Radix Trees are (often?) used for this purpose, for example in Chi: https://github.com/go-chi/chi. Coincidentally FSTs and Radix trees share some similarities.

▲

woodruffw

4 hours ago

[-]

> Coincidentally FSTs and Radix trees share some similarities

Indeed -- I think a useful way to comprehend FSTs is as a radix/prefix trie that also allows suffix compaction.

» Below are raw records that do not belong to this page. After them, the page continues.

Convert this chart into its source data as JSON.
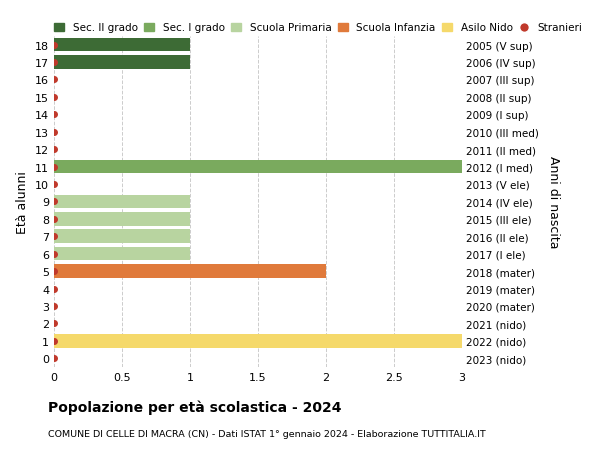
{
  "ages": [
    18,
    17,
    16,
    15,
    14,
    13,
    12,
    11,
    10,
    9,
    8,
    7,
    6,
    5,
    4,
    3,
    2,
    1,
    0
  ],
  "right_labels": [
    "2005 (V sup)",
    "2006 (IV sup)",
    "2007 (III sup)",
    "2008 (II sup)",
    "2009 (I sup)",
    "2010 (III med)",
    "2011 (II med)",
    "2012 (I med)",
    "2013 (V ele)",
    "2014 (IV ele)",
    "2015 (III ele)",
    "2016 (II ele)",
    "2017 (I ele)",
    "2018 (mater)",
    "2019 (mater)",
    "2020 (mater)",
    "2021 (nido)",
    "2022 (nido)",
    "2023 (nido)"
  ],
  "bar_values": [
    1,
    1,
    0,
    0,
    0,
    0,
    0,
    3.05,
    0,
    1,
    1,
    1,
    1,
    2,
    0,
    0,
    0,
    3.05,
    0
  ],
  "bar_colors": [
    "#3d6b35",
    "#3d6b35",
    "#3d6b35",
    "#3d6b35",
    "#3d6b35",
    "#7aaa5e",
    "#7aaa5e",
    "#7aaa5e",
    "#b8d4a0",
    "#b8d4a0",
    "#b8d4a0",
    "#b8d4a0",
    "#b8d4a0",
    "#e07a3b",
    "#e07a3b",
    "#e07a3b",
    "#f5d96b",
    "#f5d96b",
    "#f5d96b"
  ],
  "stranieri_dots": [
    18,
    17,
    16,
    15,
    14,
    13,
    12,
    11,
    10,
    9,
    8,
    7,
    6,
    5,
    4,
    3,
    2,
    1,
    0
  ],
  "dot_color": "#c0392b",
  "legend_items": [
    {
      "label": "Sec. II grado",
      "color": "#3d6b35",
      "type": "patch"
    },
    {
      "label": "Sec. I grado",
      "color": "#7aaa5e",
      "type": "patch"
    },
    {
      "label": "Scuola Primaria",
      "color": "#b8d4a0",
      "type": "patch"
    },
    {
      "label": "Scuola Infanzia",
      "color": "#e07a3b",
      "type": "patch"
    },
    {
      "label": "Asilo Nido",
      "color": "#f5d96b",
      "type": "patch"
    },
    {
      "label": "Stranieri",
      "color": "#c0392b",
      "type": "dot"
    }
  ],
  "ylabel_left": "Età alunni",
  "ylabel_right": "Anni di nascita",
  "title": "Popolazione per età scolastica - 2024",
  "subtitle": "COMUNE DI CELLE DI MACRA (CN) - Dati ISTAT 1° gennaio 2024 - Elaborazione TUTTITALIA.IT",
  "xlim": [
    0,
    3.0
  ],
  "xticks": [
    0,
    0.5,
    1.0,
    1.5,
    2.0,
    2.5,
    3.0
  ],
  "ylim": [
    -0.5,
    18.5
  ],
  "background_color": "#ffffff",
  "grid_color": "#cccccc",
  "bar_height": 0.78,
  "dot_size": 4
}
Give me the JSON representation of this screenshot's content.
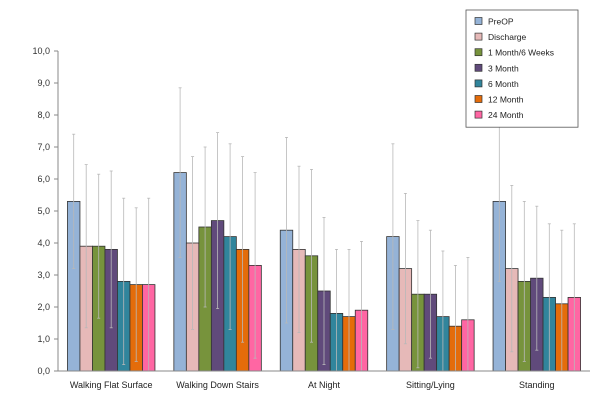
{
  "chart_data": {
    "type": "bar",
    "categories": [
      "Walking Flat Surface",
      "Walking Down Stairs",
      "At Night",
      "Sitting/Lying",
      "Standing"
    ],
    "ylim": [
      0,
      10
    ],
    "yticks": [
      "0,0",
      "1,0",
      "2,0",
      "3,0",
      "4,0",
      "5,0",
      "6,0",
      "7,0",
      "8,0",
      "9,0",
      "10,0"
    ],
    "grid": false,
    "legend_position": "top-right",
    "error_bars": true,
    "series": [
      {
        "name": "PreOP",
        "color": "#95b3d7",
        "values": [
          5.3,
          6.2,
          4.4,
          4.2,
          5.3
        ],
        "errors": [
          2.1,
          2.65,
          2.9,
          2.9,
          2.5
        ]
      },
      {
        "name": "Discharge",
        "color": "#e6b9b8",
        "values": [
          3.9,
          4.0,
          3.8,
          3.2,
          3.2
        ],
        "errors": [
          2.55,
          2.7,
          2.6,
          2.35,
          2.6
        ]
      },
      {
        "name": "1 Month/6 Weeks",
        "color": "#77933c",
        "values": [
          3.9,
          4.5,
          3.6,
          2.4,
          2.8
        ],
        "errors": [
          2.25,
          2.5,
          2.7,
          2.3,
          2.5
        ]
      },
      {
        "name": "3 Month",
        "color": "#604a7b",
        "values": [
          3.8,
          4.7,
          2.5,
          2.4,
          2.9
        ],
        "errors": [
          2.45,
          2.75,
          2.3,
          2.0,
          2.25
        ]
      },
      {
        "name": "6 Month",
        "color": "#31859c",
        "values": [
          2.8,
          4.2,
          1.8,
          1.7,
          2.3
        ],
        "errors": [
          2.6,
          2.9,
          2.0,
          2.05,
          2.3
        ]
      },
      {
        "name": "12 Month",
        "color": "#e46c0a",
        "values": [
          2.7,
          3.8,
          1.7,
          1.4,
          2.1
        ],
        "errors": [
          2.4,
          2.9,
          2.1,
          1.9,
          2.3
        ]
      },
      {
        "name": "24 Month",
        "color": "#ff66a3",
        "values": [
          2.7,
          3.3,
          1.9,
          1.6,
          2.3
        ],
        "errors": [
          2.7,
          2.9,
          2.15,
          1.95,
          2.3
        ]
      }
    ]
  }
}
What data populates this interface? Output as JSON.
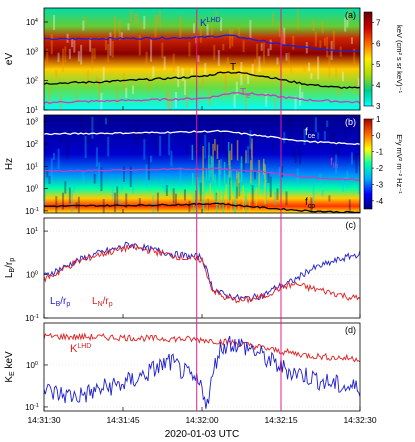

There's probably a formal correlation proof between the two, but I don't know it off the top of my head.

▲

jyndbeb

16 hours ago

[-]

I'm not quite sure I understand how they are applicable, since access patterns itself can be arbitrary complex

For example how is github.event.pull_request.labels[another_variable].name handled?

▲

yorwba

15 hours ago

[-]

Since it only needs to classify the result as one of "fixed", "structured" or "arbitrary", it doesn't matter what the value of "another_variable" is, you'll always be in the same state at the end. Finite state transducers can handle an infinite number of possibilities with a finite number of states just fine.

It's a bit strange though that the author constructs the FST to only recognize a finite list of strings. Probably some of the matching logic that could have been part of the FST is pushed into the normalizer instead.

▲

woodruffw

4 hours ago

[-]

Author here.

> Probably some of the matching logic that could have been part of the FST is pushed into the normalizer instead.

Yep, exactly -- there's a great deal of prenormalization that in principle could be pushed into automata run over the FST instead. The reason I didn't do that is laziness, but it's the obvious next step :-)